Rather than “investing directly in declining bond yield,” Harnett recommends buying infrastructure-related funds, also set to benefit from any domestic fiscal initiatives, or data-centre real estate investment trusts. He also likes gold. 

Vanguard’s Davis

Joe Davis, global chief economist and head of investment strategy at Vanguard Group, urges investors who can tolerate increased risk to consider active strategies. Balchunas recommends that investors seeking a more active stance through ETFs look at the PIMCO Enhanced Low Duration Active ETF (LDUR), which rebalances monthly and has an expense ratio of 0.40%

Sierra Mutual Funds’ Spath

Terri Spath, the chief investment officer at Sierra Mutual Funds, tells investors to target emerging market debt as the “confusion in financial markets has, and surely will, contribute to further uncertainty and volatility.” 
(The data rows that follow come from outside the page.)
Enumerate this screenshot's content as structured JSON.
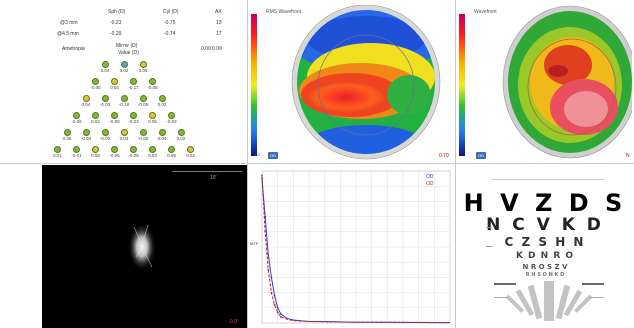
{
  "aberrometry": {
    "header_row": [
      "Sph (D)",
      "Cyl (D)",
      "AX"
    ],
    "rows": [
      {
        "label": "@3 mm",
        "values": [
          "-0.23",
          "-0.75",
          "13"
        ]
      },
      {
        "label": "@4.5 mm",
        "values": [
          "-0.29",
          "-0.74",
          "17"
        ]
      }
    ],
    "sub_left": "Ametropia",
    "sub_center": "Mirror (D)",
    "sub_center2": "Value (D)",
    "sub_right": "0.00 0.00",
    "pyramid_values": [
      [
        "0.04",
        "0.02",
        "0.05"
      ],
      [
        "-0.06",
        "0.04",
        "-0.17",
        "-0.08"
      ],
      [
        "0.04",
        "-0.03",
        "-0.18",
        "-0.09",
        "0.02"
      ],
      [
        "-0.06",
        "0.02",
        "-0.08",
        "-0.03",
        "0.05",
        "-0.02"
      ],
      [
        "0.06",
        "-0.04",
        "-0.02",
        "0.03",
        "-0.06",
        "0.04",
        "0.02"
      ],
      [
        "0.01",
        "-0.01",
        "0.06",
        "-0.06",
        "-0.08",
        "0.03",
        "0.09",
        "0.02"
      ]
    ],
    "dot_colors": [
      "#7fb83a",
      "#e0c43a",
      "#d84a3a",
      "#5a9fd6"
    ]
  },
  "map_left": {
    "title": "RMS Wavefront",
    "scale_min": "-1.0",
    "scale_max": "1.0",
    "tag": "OD",
    "value": "0.70"
  },
  "map_right": {
    "title": "Wavefront",
    "scale_min": "-1.0",
    "scale_max": "1.0",
    "tag": "OD",
    "value": "N"
  },
  "psf": {
    "top_right": "10'",
    "bottom_right": "0.0'"
  },
  "mtf": {
    "legend": [
      "OD",
      "OD"
    ],
    "ylabel": "MTF",
    "xlabel": "cyc/deg"
  },
  "chart_data": {
    "type": "line",
    "title": "",
    "xlabel": "",
    "ylabel": "",
    "xlim": [
      0,
      60
    ],
    "ylim": [
      0,
      1
    ],
    "grid": true,
    "series": [
      {
        "color": "#2a3fd0",
        "x": [
          0,
          1,
          2,
          3,
          4,
          5,
          6,
          8,
          10,
          15,
          20,
          30,
          40,
          50,
          60
        ],
        "y": [
          0.95,
          0.7,
          0.45,
          0.3,
          0.18,
          0.1,
          0.06,
          0.03,
          0.02,
          0.01,
          0.01,
          0.005,
          0.005,
          0.003,
          0.002
        ]
      },
      {
        "color": "#d02020",
        "x": [
          0,
          1,
          2,
          3,
          4,
          5,
          6,
          8,
          10,
          15,
          20,
          30,
          40,
          50,
          60
        ],
        "y": [
          0.97,
          0.6,
          0.35,
          0.2,
          0.12,
          0.07,
          0.04,
          0.025,
          0.015,
          0.01,
          0.008,
          0.006,
          0.005,
          0.004,
          0.003
        ]
      }
    ]
  },
  "eye_chart": {
    "rows": [
      "H V Z D S",
      "N C V K D",
      "C Z S H N",
      "K D N R O",
      "N R O S Z V",
      "R H S O N K D"
    ]
  }
}
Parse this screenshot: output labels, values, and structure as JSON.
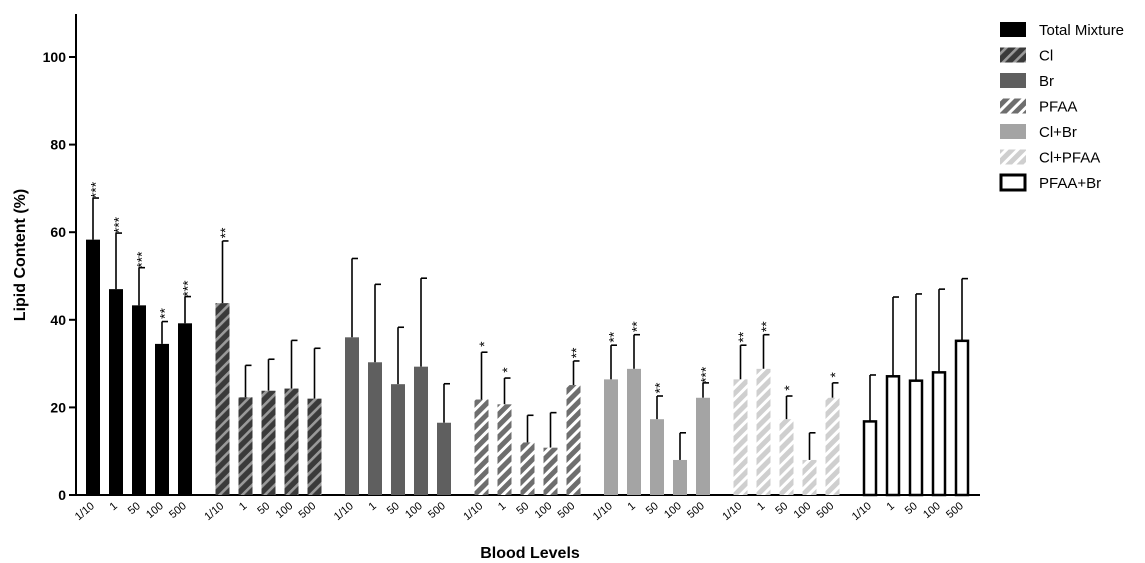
{
  "chart_data": {
    "type": "bar",
    "xlabel": "Blood Levels",
    "ylabel": "Lipid Content (%)",
    "ylim": [
      0,
      110
    ],
    "yticks": [
      "0",
      "20",
      "40",
      "60",
      "80",
      "100"
    ],
    "categories": [
      "1/10",
      "1",
      "50",
      "100",
      "500"
    ],
    "legend_position": "top-right",
    "series": [
      {
        "name": "Total Mixture",
        "style": "solid",
        "color": "#000000",
        "values": [
          58.3,
          47.0,
          43.3,
          34.5,
          39.2
        ],
        "errors": [
          9.5,
          12.8,
          8.6,
          5.1,
          6.1
        ],
        "significance": [
          "***",
          "***",
          "***",
          "**",
          "***"
        ]
      },
      {
        "name": "Cl",
        "style": "hatched",
        "color": "#3a3a3a",
        "values": [
          43.8,
          22.3,
          23.8,
          24.3,
          22.0
        ],
        "errors": [
          14.2,
          7.3,
          7.2,
          11.0,
          11.5
        ],
        "significance": [
          "**",
          "",
          "",
          "",
          ""
        ]
      },
      {
        "name": "Br",
        "style": "solid",
        "color": "#5f5f5f",
        "values": [
          36.0,
          30.3,
          25.3,
          29.3,
          16.5
        ],
        "errors": [
          18.0,
          17.8,
          13.0,
          20.2,
          8.9
        ],
        "significance": [
          "",
          "",
          "",
          "",
          ""
        ]
      },
      {
        "name": "PFAA",
        "style": "hatched",
        "color": "#6e6e6e",
        "values": [
          21.8,
          20.7,
          12.0,
          10.8,
          25.1
        ],
        "errors": [
          10.8,
          6.0,
          6.2,
          8.0,
          5.5
        ],
        "significance": [
          "*",
          "*",
          "",
          "",
          "**"
        ]
      },
      {
        "name": "Cl+Br",
        "style": "solid",
        "color": "#a4a4a4",
        "values": [
          26.4,
          28.8,
          17.3,
          8.0,
          22.2
        ],
        "errors": [
          7.8,
          7.8,
          5.3,
          6.2,
          3.4
        ],
        "significance": [
          "**",
          "**",
          "**",
          "",
          "***"
        ]
      },
      {
        "name": "Cl+PFAA",
        "style": "hatched",
        "color": "#cfcfcf",
        "values": [
          26.4,
          28.8,
          17.3,
          8.0,
          22.2
        ],
        "errors": [
          7.8,
          7.8,
          5.3,
          6.2,
          3.4
        ],
        "significance": [
          "**",
          "**",
          "*",
          "",
          "*"
        ]
      },
      {
        "name": "PFAA+Br",
        "style": "outline",
        "color": "#000000",
        "values": [
          16.8,
          27.1,
          26.1,
          28.0,
          35.2
        ],
        "errors": [
          10.6,
          18.1,
          19.8,
          19.0,
          14.2
        ],
        "significance": [
          "",
          "",
          "",
          "",
          ""
        ]
      }
    ]
  }
}
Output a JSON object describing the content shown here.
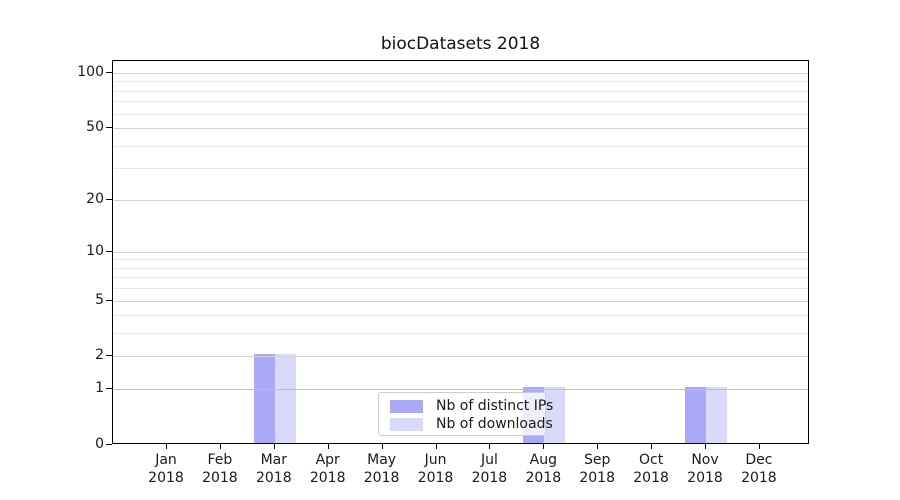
{
  "title": "biocDatasets 2018",
  "colors": {
    "distinct_ips": "#a9a9f8",
    "downloads": "#d9d9f9",
    "axis": "#000000",
    "grid_major": "#d2d2d2",
    "grid_major_dark": "#bdbdbd",
    "grid_minor": "#e9e9e9",
    "legend_border": "#cccccc",
    "text": "#1a1a1a"
  },
  "chart_data": {
    "type": "bar",
    "title": "biocDatasets 2018",
    "categories": [
      "Jan",
      "Feb",
      "Mar",
      "Apr",
      "May",
      "Jun",
      "Jul",
      "Aug",
      "Sep",
      "Oct",
      "Nov",
      "Dec"
    ],
    "x_year_label": "2018",
    "series": [
      {
        "name": "Nb of distinct IPs",
        "color": "#a9a9f8",
        "values": [
          0,
          0,
          2,
          0,
          0,
          0,
          0,
          1,
          0,
          0,
          1,
          0
        ]
      },
      {
        "name": "Nb of downloads",
        "color": "#d9d9f9",
        "values": [
          0,
          0,
          2,
          0,
          0,
          0,
          0,
          1,
          0,
          0,
          1,
          0
        ]
      }
    ],
    "yscale": "log1p",
    "ylim": [
      0,
      113
    ],
    "y_ticks": [
      {
        "v": 0,
        "label": "0"
      },
      {
        "v": 1,
        "label": "1"
      },
      {
        "v": 2,
        "label": "2"
      },
      {
        "v": 5,
        "label": "5"
      },
      {
        "v": 10,
        "label": "10"
      },
      {
        "v": 20,
        "label": "20"
      },
      {
        "v": 50,
        "label": "50"
      },
      {
        "v": 100,
        "label": "100"
      }
    ],
    "y_minor_gridlines": [
      3,
      4,
      6,
      7,
      8,
      9,
      30,
      40,
      60,
      70,
      80,
      90
    ],
    "grid": true,
    "legend_position": "lower center",
    "xlabel": "",
    "ylabel": ""
  }
}
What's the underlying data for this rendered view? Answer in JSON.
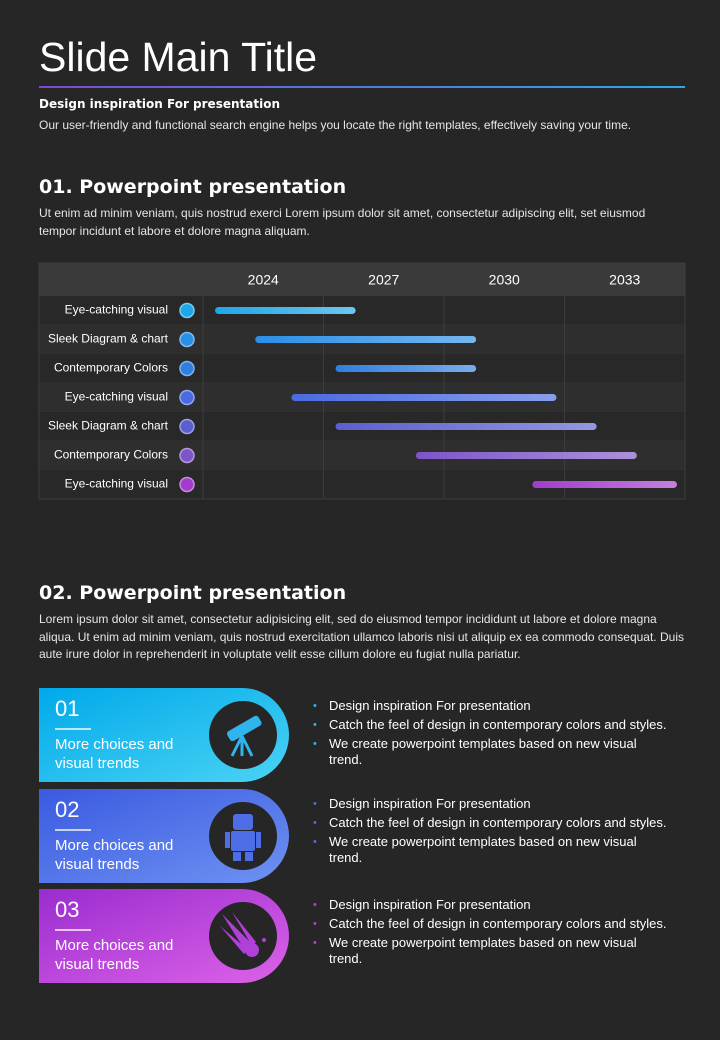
{
  "header": {
    "title": "Slide Main Title",
    "subtitle": "Design inspiration For presentation",
    "text": "Our user-friendly and functional search engine helps you locate the right templates, effectively saving your time."
  },
  "section1": {
    "heading": "01. Powerpoint presentation",
    "text": "Ut enim ad minim veniam, quis nostrud exerci  Lorem ipsum dolor sit amet, consectetur adipiscing elit, set eiusmod tempor incidunt et labore et dolore magna aliquam."
  },
  "chart_data": {
    "type": "gantt",
    "categories": [
      "Eye-catching visual",
      "Sleek Diagram & chart",
      "Contemporary Colors",
      "Eye-catching visual",
      "Sleek Diagram & chart",
      "Contemporary Colors",
      "Eye-catching visual"
    ],
    "start": [
      2022.8,
      2023.8,
      2025.8,
      2024.7,
      2025.8,
      2027.8,
      2030.7
    ],
    "end": [
      2026.3,
      2029.3,
      2029.3,
      2031.3,
      2032.3,
      2033.3,
      2034.3
    ],
    "colors": [
      "#1ea7e8",
      "#2a8fe6",
      "#2f7fe0",
      "#4a6ae0",
      "#5a5fd0",
      "#7d55c8",
      "#a23ccc"
    ],
    "xlim": [
      2022.5,
      2034.5
    ],
    "xticks": [
      2024,
      2027,
      2030,
      2033
    ]
  },
  "section2": {
    "heading": "02. Powerpoint presentation",
    "text": "Lorem ipsum dolor sit amet, consectetur adipisicing elit, sed do eiusmod tempor incididunt ut labore et dolore magna aliqua. Ut enim ad minim veniam, quis nostrud exercitation ullamco laboris nisi ut aliquip ex ea commodo consequat. Duis aute irure dolor in reprehenderit in voluptate velit esse cillum dolore eu fugiat nulla pariatur."
  },
  "cards": [
    {
      "number": "01",
      "label": "More choices and visual trends",
      "bullets": [
        "Design inspiration For presentation",
        "Catch the feel of design in contemporary colors and styles.",
        "We create powerpoint templates based on new visual trend."
      ]
    },
    {
      "number": "02",
      "label": "More choices and visual trends",
      "bullets": [
        "Design inspiration For presentation",
        "Catch the feel of design in contemporary colors and styles.",
        "We create powerpoint templates based on new visual trend."
      ]
    },
    {
      "number": "03",
      "label": "More choices and visual trends",
      "bullets": [
        "Design inspiration For presentation",
        "Catch the feel of design in contemporary colors and styles.",
        "We create powerpoint templates based on new visual trend."
      ]
    }
  ]
}
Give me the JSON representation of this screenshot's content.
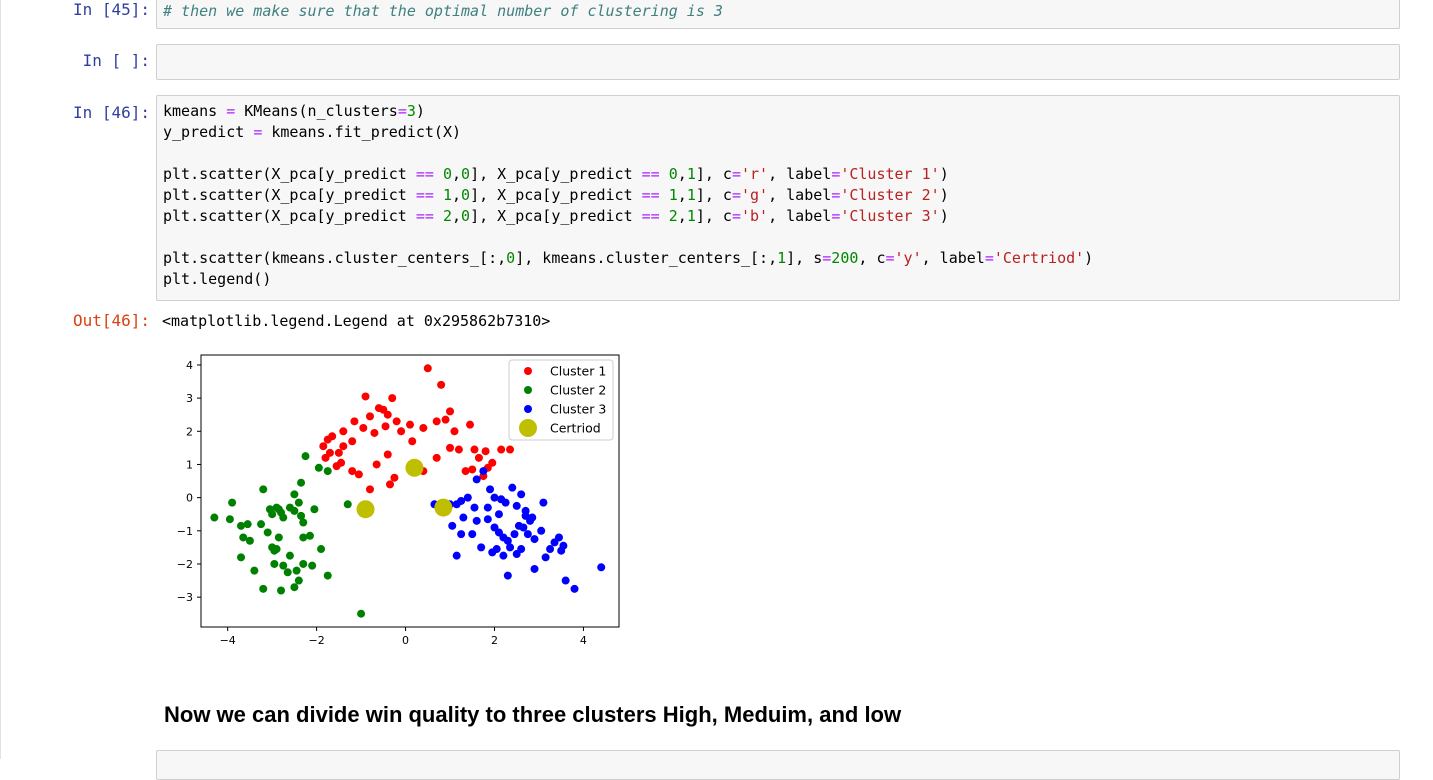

She notes that while emerging markets equities have lost money over the past year, as measured by the iShares MSCI Emerging Markets ETF (EEM), EMD is up more than 10%, as measured by the iShares J.P. Morgan USD Emerging Markets Bond ETF (EMB). “More return, less risk,” added Spath.

Looking Ahead

These recommendations come as the $338 billion Deutsche Bank Wealth money manager says it's time to protect profits by cutting equities to 40% from 50% of portfolios. Various headwinds, including U.S. China trade wars, tensions with Iran, and slowing global economic growth, could further dampen sentiment, dragging the S&P 500 down from its 2019 all-time highs. In this case, investors will be happy that they cashed and reallocated at the height of the frenzy.